Corr was the only foreigner who joined the activists in Scarborough on June 12, Independence Day, where they were confronted by the Chinese Coast Guard.
Scarborough Shoal was the site of a standoff between the Philippines in China in 2012 and has been occupied by the latter since.
The shoal lies within the 200-nautical mile exclusive economic zone of the Philippines but is also claimed by China.
“Although it would be a nonlegal influence but I do think it would have a positive effect on the Philippine case and once it’s decided it will be a basis of social movement basis for insisting on getting the claim,” he said.
Without a “social movement,” the analyst said China might influence the Philippine government to back off from its claims.
“But if there’s a social movement holding leadership to account I don’t think you’re going to see a very easy way for the Philippines to walk away from its claims from Scarborough,” Corr said.

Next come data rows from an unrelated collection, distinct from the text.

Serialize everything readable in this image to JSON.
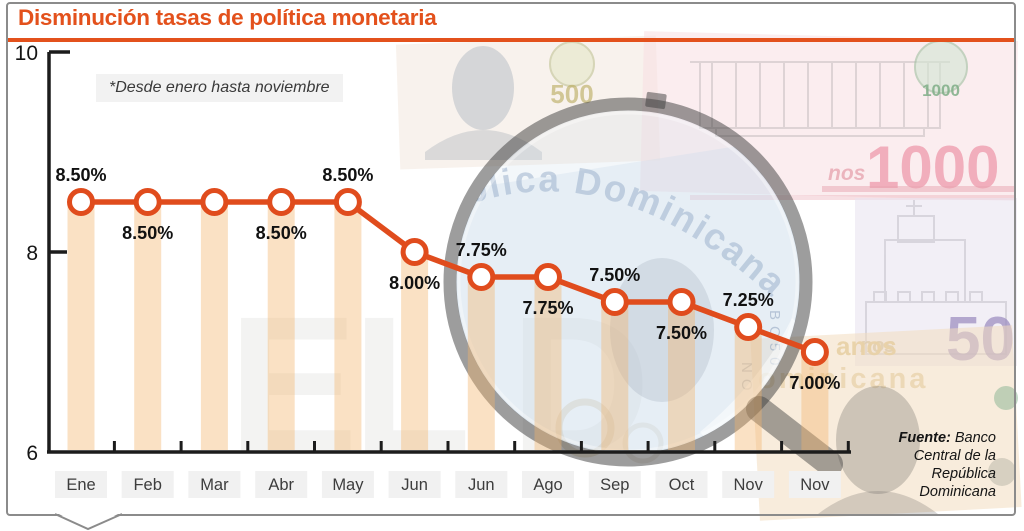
{
  "title": "Disminución tasas de política monetaria",
  "note": "*Desde enero hasta noviembre",
  "source": {
    "label": "Fuente:",
    "text": "Banco Central de la República Dominicana"
  },
  "accent_color": "#e3511c",
  "chart_data": {
    "type": "line",
    "title": "Disminución tasas de política monetaria",
    "subtitle": "*Desde enero hasta noviembre",
    "categories": [
      "Ene",
      "Feb",
      "Mar",
      "Abr",
      "May",
      "Jun",
      "Jun",
      "Ago",
      "Sep",
      "Oct",
      "Nov",
      "Nov"
    ],
    "values": [
      8.5,
      8.5,
      8.5,
      8.5,
      8.5,
      8.0,
      7.75,
      7.75,
      7.5,
      7.5,
      7.25,
      7.0
    ],
    "point_labels": [
      "8.50%",
      "8.50%",
      "",
      "8.50%",
      "8.50%",
      "8.00%",
      "7.75%",
      "7.75%",
      "7.50%",
      "7.50%",
      "7.25%",
      "7.00%"
    ],
    "label_positions": [
      "above",
      "below",
      "none",
      "below",
      "above",
      "below",
      "above",
      "below",
      "above",
      "below",
      "above",
      "below"
    ],
    "ylim": [
      6,
      10
    ],
    "yticks": [
      10,
      8,
      6
    ],
    "unit": "%",
    "grid": false,
    "legend": "none",
    "source": "Fuente: Banco Central de la República Dominicana",
    "colors": {
      "line": "#e04c1d",
      "marker_fill": "#ffffff",
      "bar": "rgba(243,181,107,0.40)",
      "axis": "#1c1c1c",
      "label": "#111111",
      "tick_chip_bg": "#f1f1f1",
      "tick_text": "#3d3d3d"
    }
  },
  "background": {
    "watermark": "EL D",
    "glass_text": "blica Dominicana",
    "emblem_500": "500",
    "emblem_1000": "1000",
    "big_1000": "1000",
    "nos_pink": "nos",
    "nos_tan": "nos",
    "big_50": "50",
    "anos_text": "anos",
    "ominicana_text": "ominicana",
    "serial_1": "BC50",
    "serial_2": "NO"
  }
}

Philippine security analyst Rommel Banlaoi said the incident was separate from the arbitration case.
“What the Filipino youth did in the Scarborough Shoal was an assertion of Philippine sovereignty while the arbitration case pertains to the clarification of Philippine maritime entitlements in the disputed waters in the South China Sea including the Scarborough Shoal,” he said.
Analyst Jose Custodio also said the recent protest will not affect the arbitration case awaiting decision from the UN tribunal.
“[The protest] is not official government action,” he explained.